Tuesday, 5 April 2016

A Hoodie Pair

The hooded crow, or hoodie as it's know in Scotland, has a wide distribution across northern and eastern Europe and, in the British Isles, is largely confined to Scotland and Ireland. The hooded crow (Corvus cornix) is closely related to the carrion crow (Corvus corone) but they are different species and have separate geographical distributions, though the two populations interbreed where they meet.

This morning I sat and watched a pair of hoodies near the jetty. One stood on a rock doing nothing except follow the other's every movement. It didn't seem to be acting as a lookout because it allowed me to approach quite close without reacting.

The other was working its way across the weed-covered rocks and wet mud of low tide, carefully turning over each piece of loose seaweed and feasting on what it found.

The great advantage hoodies have is that they are intelligent, opportunistic, and willing to eat almost anything. They're disliked by the crofters because they, along with the ravens, will attack weakened stock, for example pecking out the eyes of newborn lambs. Despite their success, they are in a state of almost constant warfare with the ravens, of which there seem to be more and more each year, and the buzzards, who seem to be losing their battle with the corvids.

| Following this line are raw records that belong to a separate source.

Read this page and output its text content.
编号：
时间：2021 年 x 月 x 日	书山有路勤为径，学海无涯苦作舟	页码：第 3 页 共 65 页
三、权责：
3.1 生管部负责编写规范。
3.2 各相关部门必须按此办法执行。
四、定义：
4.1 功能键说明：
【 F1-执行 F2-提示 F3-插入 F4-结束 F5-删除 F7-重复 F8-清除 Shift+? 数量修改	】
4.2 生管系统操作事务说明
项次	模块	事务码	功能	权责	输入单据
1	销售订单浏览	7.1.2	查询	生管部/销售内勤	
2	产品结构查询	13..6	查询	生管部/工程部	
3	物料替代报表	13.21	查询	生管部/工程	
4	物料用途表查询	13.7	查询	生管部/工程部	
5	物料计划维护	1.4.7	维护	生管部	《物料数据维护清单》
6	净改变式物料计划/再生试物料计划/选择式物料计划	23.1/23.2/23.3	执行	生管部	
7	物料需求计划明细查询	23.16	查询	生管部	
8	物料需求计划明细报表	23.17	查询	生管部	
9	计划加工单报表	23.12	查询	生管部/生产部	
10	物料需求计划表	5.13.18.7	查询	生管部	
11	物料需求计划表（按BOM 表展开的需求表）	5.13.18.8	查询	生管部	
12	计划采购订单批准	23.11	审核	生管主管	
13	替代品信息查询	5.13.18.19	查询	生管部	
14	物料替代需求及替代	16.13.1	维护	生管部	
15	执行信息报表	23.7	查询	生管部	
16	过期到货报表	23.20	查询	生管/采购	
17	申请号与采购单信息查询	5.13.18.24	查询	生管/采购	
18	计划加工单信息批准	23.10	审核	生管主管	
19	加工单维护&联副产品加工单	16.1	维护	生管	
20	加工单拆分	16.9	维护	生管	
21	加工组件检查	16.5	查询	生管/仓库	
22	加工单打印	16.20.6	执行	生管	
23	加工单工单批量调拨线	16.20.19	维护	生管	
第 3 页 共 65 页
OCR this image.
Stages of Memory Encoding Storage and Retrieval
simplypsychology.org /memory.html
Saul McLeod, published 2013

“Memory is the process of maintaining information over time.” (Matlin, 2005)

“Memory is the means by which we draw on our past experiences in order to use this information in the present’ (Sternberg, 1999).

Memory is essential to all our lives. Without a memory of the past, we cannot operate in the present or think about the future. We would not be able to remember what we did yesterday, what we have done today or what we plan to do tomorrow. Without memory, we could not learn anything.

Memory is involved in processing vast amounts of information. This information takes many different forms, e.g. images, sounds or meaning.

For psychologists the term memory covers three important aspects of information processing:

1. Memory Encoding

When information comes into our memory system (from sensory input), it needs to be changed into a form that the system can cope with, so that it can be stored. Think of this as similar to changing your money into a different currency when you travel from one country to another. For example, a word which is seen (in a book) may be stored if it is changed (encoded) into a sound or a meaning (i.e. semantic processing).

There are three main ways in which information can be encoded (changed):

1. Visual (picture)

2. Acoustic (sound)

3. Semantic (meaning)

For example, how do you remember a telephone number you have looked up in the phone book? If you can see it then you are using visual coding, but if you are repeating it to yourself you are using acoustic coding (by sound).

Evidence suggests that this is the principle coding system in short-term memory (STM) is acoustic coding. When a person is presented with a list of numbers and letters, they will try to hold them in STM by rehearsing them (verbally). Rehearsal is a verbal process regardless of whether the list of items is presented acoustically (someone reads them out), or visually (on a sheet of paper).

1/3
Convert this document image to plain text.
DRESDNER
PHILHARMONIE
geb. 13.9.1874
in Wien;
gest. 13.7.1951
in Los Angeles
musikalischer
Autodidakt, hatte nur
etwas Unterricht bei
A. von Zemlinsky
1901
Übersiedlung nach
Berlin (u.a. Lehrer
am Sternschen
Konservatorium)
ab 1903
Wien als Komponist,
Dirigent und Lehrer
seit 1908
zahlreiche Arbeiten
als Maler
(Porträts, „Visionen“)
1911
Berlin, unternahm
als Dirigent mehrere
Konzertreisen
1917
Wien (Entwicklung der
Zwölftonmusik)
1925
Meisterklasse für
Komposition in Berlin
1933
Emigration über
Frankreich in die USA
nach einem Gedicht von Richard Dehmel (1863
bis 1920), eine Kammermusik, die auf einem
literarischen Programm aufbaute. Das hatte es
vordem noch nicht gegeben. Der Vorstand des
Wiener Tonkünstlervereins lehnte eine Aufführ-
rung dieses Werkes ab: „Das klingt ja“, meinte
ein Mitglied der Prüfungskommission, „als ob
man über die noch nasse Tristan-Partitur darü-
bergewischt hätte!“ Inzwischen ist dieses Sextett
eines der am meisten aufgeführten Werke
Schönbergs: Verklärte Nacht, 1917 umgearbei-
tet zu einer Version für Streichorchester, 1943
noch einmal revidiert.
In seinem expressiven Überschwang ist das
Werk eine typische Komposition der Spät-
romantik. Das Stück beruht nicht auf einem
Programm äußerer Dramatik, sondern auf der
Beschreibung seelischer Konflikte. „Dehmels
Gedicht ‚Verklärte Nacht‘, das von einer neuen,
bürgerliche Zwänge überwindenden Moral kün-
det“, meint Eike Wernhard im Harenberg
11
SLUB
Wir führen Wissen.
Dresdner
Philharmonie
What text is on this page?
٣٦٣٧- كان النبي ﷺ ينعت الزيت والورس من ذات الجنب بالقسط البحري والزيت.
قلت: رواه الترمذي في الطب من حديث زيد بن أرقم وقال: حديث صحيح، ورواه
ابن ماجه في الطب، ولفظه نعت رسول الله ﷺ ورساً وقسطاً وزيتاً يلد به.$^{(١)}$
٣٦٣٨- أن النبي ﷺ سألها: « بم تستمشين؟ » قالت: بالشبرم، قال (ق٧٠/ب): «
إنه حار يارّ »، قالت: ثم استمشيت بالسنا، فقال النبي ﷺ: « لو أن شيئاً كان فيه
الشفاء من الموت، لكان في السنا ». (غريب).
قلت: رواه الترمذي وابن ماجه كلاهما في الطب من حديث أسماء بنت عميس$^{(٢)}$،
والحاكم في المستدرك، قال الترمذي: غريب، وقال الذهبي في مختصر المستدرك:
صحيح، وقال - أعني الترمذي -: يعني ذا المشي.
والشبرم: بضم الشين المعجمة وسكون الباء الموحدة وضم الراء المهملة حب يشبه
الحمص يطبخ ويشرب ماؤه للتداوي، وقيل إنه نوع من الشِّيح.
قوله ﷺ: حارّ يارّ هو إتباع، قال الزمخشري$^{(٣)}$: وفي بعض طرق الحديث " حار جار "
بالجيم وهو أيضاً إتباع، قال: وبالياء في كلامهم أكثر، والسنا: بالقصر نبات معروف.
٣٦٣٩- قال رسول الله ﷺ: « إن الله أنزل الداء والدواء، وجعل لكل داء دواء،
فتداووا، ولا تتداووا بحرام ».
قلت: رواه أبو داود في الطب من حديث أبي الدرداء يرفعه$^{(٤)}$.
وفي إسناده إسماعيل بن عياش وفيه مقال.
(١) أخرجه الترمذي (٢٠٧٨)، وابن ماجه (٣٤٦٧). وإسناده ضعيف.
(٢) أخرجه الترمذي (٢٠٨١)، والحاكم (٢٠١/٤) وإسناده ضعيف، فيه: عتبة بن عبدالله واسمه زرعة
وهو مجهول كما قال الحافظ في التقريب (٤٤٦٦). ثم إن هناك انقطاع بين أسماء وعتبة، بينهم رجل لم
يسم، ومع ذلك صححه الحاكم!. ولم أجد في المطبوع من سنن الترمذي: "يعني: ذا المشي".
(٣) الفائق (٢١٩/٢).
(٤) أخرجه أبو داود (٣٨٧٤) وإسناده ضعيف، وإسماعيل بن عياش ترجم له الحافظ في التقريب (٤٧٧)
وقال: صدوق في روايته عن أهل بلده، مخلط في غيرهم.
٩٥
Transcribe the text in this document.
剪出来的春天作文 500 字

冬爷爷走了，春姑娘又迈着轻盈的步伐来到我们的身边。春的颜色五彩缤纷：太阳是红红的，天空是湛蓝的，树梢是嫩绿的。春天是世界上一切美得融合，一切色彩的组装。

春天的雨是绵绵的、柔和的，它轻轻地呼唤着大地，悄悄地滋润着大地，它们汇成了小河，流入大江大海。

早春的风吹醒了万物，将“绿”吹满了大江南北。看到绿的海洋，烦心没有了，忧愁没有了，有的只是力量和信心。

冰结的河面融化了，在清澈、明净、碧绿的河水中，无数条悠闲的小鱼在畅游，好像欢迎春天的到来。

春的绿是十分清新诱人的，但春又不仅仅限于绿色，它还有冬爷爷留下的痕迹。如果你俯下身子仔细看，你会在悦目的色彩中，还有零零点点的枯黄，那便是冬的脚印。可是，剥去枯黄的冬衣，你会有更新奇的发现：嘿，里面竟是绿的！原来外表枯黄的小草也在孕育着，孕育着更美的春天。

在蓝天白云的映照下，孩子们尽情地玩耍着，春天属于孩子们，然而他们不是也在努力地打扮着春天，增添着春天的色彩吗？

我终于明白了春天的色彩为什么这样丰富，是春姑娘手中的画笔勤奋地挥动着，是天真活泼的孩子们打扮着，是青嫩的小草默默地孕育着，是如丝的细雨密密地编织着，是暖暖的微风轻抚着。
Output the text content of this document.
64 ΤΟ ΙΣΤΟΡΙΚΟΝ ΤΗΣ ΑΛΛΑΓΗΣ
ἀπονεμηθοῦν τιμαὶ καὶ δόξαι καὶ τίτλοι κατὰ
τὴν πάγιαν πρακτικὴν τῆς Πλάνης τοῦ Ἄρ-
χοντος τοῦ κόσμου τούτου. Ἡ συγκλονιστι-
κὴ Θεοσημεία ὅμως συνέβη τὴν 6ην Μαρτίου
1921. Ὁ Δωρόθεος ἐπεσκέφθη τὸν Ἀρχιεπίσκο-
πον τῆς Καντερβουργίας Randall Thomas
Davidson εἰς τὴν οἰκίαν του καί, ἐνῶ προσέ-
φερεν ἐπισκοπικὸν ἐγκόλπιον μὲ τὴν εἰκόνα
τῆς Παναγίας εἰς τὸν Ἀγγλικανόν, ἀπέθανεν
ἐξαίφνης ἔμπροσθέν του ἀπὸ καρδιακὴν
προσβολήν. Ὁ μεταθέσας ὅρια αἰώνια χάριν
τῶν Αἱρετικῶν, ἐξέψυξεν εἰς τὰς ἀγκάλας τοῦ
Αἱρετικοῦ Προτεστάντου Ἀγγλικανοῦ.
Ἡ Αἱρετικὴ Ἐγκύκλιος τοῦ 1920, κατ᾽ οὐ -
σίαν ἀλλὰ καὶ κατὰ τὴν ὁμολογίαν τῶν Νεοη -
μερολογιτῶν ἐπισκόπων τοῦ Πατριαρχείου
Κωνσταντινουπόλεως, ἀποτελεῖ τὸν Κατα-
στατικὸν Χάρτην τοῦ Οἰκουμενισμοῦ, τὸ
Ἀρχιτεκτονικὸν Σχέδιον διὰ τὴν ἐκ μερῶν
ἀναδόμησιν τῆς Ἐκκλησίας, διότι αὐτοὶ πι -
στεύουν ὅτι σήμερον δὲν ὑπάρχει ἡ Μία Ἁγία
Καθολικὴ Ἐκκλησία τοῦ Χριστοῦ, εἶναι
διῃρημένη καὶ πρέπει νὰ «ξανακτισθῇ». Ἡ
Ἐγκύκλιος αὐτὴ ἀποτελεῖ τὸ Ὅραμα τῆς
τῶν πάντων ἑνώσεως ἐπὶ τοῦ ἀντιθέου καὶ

When I stood up to go, the second hoodie turned towards me. It may be a trick of the camera, but she seemed to have the most stunning blue eyes. No wonder her mate was watching her with such open admiration.

1 comment:

  1. I love seeing the hoodies when I come to Scotland - it's always been a family holiday thing of "Who can spot the first hoodie!" when we are travelling up.

    I know they are the same family as carrion crows, but they seem to behave quite differently, being far less solitary than crows.